1
votes

I'm testing out the read_rows operation in the ruby sdk for bigtable.

https://github.com/googleapis/google-cloud-ruby/blob/master/google-cloud-bigtable/lib/google/cloud/bigtable/read_operations.rb#L174

I noticed that if i pass in a timestamp filter, it will only give me cells(columns) that were updated/created in that timeframe. Instead I would like the filter to give me the entire rows contents if a given row was updated within the specified timeframe. Is that a feature, and if so would could achieve that.

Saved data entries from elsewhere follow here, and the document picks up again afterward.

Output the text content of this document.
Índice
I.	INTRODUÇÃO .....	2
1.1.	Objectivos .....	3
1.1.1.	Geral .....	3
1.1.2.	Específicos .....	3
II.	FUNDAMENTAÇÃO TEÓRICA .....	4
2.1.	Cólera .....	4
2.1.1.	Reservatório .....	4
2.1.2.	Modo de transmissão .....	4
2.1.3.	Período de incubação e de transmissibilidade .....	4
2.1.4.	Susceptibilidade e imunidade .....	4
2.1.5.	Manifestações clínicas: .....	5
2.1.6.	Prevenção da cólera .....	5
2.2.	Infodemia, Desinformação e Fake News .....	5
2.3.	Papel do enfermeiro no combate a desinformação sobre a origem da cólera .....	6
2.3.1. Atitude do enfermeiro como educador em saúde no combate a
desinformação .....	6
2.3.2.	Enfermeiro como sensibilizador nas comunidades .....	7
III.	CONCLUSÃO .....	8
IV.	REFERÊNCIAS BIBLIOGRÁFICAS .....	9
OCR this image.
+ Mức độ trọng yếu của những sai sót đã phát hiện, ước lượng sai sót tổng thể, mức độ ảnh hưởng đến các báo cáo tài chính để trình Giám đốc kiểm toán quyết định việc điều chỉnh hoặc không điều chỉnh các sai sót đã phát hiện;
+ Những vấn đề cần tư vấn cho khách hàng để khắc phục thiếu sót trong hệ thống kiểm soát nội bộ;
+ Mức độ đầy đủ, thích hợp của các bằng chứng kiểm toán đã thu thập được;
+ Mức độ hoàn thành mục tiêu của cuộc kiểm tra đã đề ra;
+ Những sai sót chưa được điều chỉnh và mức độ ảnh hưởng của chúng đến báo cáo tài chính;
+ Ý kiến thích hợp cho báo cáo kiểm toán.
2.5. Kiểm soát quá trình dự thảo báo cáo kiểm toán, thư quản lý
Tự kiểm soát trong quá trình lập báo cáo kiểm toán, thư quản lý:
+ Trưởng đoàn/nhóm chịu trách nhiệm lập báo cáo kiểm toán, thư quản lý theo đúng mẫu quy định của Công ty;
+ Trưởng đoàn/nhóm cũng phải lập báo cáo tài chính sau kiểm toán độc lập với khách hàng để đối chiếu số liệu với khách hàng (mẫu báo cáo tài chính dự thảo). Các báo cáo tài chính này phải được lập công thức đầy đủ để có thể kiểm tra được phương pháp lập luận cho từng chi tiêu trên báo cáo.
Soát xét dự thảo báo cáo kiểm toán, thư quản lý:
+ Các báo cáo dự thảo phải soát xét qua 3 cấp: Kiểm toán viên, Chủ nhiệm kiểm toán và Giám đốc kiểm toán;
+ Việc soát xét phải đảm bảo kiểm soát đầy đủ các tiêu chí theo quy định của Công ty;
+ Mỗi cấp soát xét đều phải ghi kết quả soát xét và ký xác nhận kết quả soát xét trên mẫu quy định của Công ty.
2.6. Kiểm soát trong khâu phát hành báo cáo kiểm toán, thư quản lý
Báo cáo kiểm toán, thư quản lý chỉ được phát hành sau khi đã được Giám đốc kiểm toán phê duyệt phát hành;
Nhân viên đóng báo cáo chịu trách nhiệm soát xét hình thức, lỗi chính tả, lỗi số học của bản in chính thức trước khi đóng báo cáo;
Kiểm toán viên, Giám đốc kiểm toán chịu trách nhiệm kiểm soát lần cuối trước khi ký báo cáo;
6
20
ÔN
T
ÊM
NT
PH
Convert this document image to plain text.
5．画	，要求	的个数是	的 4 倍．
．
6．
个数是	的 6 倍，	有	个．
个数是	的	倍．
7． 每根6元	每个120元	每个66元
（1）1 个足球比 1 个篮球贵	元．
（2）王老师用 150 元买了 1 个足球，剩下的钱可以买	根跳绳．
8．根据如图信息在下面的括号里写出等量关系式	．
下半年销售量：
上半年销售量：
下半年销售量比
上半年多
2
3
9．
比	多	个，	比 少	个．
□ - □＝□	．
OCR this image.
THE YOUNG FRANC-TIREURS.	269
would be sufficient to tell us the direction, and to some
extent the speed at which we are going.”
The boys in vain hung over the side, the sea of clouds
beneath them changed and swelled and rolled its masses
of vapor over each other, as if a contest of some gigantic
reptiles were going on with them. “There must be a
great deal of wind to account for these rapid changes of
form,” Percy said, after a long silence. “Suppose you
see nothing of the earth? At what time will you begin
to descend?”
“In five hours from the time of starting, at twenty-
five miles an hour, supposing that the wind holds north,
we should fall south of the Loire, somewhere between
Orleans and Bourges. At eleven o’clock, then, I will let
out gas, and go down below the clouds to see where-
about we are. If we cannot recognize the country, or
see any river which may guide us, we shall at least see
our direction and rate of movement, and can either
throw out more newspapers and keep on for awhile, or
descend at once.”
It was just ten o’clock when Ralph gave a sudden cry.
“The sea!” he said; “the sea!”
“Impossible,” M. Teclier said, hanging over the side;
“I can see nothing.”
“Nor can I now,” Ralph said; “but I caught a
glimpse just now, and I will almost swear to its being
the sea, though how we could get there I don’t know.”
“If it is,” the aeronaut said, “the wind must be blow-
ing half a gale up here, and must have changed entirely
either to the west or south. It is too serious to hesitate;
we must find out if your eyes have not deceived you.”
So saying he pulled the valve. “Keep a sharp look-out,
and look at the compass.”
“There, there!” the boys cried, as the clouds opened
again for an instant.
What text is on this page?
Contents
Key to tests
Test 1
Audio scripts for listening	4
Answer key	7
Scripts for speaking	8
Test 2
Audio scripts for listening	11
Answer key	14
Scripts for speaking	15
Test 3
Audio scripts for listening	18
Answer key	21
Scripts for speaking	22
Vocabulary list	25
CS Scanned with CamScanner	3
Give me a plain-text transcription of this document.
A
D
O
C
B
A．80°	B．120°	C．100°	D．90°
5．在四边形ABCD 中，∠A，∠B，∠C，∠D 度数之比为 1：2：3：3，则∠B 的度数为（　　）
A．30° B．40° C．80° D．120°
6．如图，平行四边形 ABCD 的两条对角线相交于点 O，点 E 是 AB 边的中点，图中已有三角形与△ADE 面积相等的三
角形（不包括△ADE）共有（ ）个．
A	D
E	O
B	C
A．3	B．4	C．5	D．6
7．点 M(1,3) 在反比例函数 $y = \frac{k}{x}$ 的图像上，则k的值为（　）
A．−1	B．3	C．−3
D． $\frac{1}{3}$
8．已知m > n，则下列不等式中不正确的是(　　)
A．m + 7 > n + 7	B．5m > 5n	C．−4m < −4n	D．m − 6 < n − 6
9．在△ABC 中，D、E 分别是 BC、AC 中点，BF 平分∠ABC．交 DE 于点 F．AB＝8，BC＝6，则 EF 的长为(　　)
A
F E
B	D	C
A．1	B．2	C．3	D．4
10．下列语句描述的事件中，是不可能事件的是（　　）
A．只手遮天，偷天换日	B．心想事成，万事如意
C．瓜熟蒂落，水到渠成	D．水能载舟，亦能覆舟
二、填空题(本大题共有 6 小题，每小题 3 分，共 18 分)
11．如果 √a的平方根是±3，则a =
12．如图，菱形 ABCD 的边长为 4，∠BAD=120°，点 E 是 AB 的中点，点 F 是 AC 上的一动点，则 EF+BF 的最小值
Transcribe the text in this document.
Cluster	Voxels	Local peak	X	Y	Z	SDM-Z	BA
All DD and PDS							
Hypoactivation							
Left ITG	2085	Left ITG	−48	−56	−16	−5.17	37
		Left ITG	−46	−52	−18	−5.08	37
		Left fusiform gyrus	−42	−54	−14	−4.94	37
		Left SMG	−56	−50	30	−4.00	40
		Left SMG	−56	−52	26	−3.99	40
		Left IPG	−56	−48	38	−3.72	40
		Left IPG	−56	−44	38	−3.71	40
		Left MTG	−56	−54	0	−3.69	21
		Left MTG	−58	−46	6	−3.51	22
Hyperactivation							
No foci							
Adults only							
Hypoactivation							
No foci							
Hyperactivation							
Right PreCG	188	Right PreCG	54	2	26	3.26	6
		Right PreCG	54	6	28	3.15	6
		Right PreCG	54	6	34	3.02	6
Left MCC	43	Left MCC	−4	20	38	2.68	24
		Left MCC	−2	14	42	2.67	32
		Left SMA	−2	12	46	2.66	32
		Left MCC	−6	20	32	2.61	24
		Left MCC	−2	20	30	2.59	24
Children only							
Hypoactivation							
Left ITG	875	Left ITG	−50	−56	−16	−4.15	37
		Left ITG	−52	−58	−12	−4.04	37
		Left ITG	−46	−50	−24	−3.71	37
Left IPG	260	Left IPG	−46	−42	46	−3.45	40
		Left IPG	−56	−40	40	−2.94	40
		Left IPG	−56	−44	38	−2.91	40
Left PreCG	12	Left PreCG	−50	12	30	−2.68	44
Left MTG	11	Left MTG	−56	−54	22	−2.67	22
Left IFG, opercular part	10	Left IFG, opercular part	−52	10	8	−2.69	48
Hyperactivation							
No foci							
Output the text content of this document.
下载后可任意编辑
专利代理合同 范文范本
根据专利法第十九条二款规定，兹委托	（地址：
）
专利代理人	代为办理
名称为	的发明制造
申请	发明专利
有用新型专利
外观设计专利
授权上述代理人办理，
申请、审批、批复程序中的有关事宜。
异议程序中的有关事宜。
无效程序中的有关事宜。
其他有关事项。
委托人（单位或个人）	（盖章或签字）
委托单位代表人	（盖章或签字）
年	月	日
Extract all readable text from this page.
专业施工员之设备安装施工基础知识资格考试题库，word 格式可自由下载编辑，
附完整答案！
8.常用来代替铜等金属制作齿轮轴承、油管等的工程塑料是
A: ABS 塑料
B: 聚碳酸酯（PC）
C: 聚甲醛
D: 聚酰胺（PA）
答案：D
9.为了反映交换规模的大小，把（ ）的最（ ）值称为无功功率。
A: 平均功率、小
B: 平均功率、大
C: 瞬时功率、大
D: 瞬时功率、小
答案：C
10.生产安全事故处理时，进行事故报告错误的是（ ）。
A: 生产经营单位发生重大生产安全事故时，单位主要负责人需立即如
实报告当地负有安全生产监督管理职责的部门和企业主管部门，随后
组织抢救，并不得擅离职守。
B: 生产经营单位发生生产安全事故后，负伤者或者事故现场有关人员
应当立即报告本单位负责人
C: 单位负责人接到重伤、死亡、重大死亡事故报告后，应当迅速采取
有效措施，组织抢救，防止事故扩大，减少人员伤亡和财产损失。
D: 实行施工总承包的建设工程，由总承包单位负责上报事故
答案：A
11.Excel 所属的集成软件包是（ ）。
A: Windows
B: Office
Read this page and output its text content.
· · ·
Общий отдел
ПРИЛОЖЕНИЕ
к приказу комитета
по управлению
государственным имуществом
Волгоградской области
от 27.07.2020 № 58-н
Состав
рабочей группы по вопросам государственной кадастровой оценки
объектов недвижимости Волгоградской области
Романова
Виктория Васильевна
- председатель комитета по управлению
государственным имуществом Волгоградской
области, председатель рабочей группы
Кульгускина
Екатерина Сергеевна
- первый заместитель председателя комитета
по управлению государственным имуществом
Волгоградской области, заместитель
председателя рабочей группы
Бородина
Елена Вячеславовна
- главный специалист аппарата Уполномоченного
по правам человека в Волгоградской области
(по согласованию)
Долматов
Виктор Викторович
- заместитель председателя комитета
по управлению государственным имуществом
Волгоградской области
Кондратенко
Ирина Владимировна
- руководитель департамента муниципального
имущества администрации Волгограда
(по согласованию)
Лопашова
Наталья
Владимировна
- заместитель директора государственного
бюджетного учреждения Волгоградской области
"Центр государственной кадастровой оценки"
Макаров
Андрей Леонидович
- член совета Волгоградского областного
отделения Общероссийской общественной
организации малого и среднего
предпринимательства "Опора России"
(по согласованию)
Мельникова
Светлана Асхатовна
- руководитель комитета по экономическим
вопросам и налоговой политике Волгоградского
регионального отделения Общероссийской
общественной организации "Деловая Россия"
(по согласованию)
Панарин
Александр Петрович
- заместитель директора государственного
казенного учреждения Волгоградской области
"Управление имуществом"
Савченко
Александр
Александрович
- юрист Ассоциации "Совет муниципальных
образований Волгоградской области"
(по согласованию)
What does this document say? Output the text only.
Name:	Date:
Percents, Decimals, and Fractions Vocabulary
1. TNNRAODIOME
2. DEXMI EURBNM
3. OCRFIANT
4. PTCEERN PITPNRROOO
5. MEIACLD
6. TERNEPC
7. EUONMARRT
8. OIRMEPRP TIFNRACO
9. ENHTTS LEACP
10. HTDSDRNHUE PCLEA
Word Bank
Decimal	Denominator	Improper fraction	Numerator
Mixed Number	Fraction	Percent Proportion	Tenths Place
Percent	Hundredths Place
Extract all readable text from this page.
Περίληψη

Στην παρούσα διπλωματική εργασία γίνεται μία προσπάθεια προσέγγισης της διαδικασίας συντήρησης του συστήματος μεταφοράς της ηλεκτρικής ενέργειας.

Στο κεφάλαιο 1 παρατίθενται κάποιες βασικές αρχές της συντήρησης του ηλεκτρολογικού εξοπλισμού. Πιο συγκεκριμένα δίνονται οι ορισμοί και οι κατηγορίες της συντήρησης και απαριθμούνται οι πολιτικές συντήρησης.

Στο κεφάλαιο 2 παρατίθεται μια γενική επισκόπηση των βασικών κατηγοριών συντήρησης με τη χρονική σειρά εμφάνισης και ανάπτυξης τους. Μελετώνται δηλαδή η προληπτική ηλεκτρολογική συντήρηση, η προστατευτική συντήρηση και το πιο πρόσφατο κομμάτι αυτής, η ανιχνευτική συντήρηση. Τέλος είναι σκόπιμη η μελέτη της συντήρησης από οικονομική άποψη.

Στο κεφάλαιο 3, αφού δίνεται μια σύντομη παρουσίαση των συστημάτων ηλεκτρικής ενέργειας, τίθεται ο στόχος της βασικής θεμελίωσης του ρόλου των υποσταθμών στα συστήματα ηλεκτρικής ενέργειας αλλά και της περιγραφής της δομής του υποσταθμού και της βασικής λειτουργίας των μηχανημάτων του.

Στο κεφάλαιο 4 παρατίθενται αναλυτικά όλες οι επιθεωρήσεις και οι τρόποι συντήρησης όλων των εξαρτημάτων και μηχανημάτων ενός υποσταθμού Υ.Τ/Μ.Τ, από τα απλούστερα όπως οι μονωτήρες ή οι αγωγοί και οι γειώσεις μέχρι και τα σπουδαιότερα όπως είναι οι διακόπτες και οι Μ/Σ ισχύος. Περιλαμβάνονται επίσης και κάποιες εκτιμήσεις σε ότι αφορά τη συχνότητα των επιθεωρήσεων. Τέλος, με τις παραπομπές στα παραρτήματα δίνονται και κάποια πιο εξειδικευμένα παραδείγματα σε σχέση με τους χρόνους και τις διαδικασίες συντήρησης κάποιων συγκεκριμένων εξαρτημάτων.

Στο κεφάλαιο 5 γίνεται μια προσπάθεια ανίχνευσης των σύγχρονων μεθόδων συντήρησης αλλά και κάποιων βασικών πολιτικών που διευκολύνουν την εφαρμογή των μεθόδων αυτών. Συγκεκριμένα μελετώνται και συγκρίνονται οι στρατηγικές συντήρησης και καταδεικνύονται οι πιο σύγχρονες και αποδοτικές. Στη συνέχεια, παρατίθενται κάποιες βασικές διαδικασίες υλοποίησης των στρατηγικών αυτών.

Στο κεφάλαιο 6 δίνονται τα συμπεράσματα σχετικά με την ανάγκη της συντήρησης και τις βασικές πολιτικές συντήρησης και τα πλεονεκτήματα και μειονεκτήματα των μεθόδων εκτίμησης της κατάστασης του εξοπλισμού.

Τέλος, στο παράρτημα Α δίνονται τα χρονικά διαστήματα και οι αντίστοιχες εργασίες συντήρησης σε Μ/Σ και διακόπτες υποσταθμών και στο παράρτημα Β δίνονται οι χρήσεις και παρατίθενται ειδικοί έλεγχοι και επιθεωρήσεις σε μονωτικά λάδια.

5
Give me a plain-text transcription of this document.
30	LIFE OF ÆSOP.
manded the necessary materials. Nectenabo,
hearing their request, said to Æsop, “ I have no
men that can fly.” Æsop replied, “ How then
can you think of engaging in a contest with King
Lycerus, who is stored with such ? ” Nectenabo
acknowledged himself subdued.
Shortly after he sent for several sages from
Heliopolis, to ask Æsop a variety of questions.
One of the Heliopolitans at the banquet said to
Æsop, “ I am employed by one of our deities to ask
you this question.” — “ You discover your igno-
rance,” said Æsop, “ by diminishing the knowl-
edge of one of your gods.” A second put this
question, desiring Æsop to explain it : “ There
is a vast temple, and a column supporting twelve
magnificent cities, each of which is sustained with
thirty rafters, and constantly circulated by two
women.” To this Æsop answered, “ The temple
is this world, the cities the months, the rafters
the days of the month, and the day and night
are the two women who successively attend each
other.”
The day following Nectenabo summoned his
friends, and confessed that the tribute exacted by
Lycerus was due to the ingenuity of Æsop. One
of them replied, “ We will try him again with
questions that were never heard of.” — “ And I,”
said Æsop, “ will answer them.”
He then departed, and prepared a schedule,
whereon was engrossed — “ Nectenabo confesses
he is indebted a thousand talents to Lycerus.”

ex: i have a row with 'token' updated at time 3000, 'id' updated at time 3000, 'name' updated at time 3000, 'token' updated at time 7000.

i would like to query with timestamp filter 6000 to 8000, and have all cells returned, but only the most updated one. 'token' at time 7000, 'id' at time 3000, and 'name' at time 3000.

1

1 Answers

1
votes

To do something like this you'll need to use a Condition filter, which comes with some gotchas. These filters tend to be slow (since they involve backtracking within the row at the backend). And the condition is not evaluated atomically with the output.

Depending on your requirements, it may be better to do this in two phases. First, do a scan using the timestamp filter to see which rows match. Then, as the row keys are streamed back, read the matching rows in full and confirm client-side that the most recent update still satisfies the time range.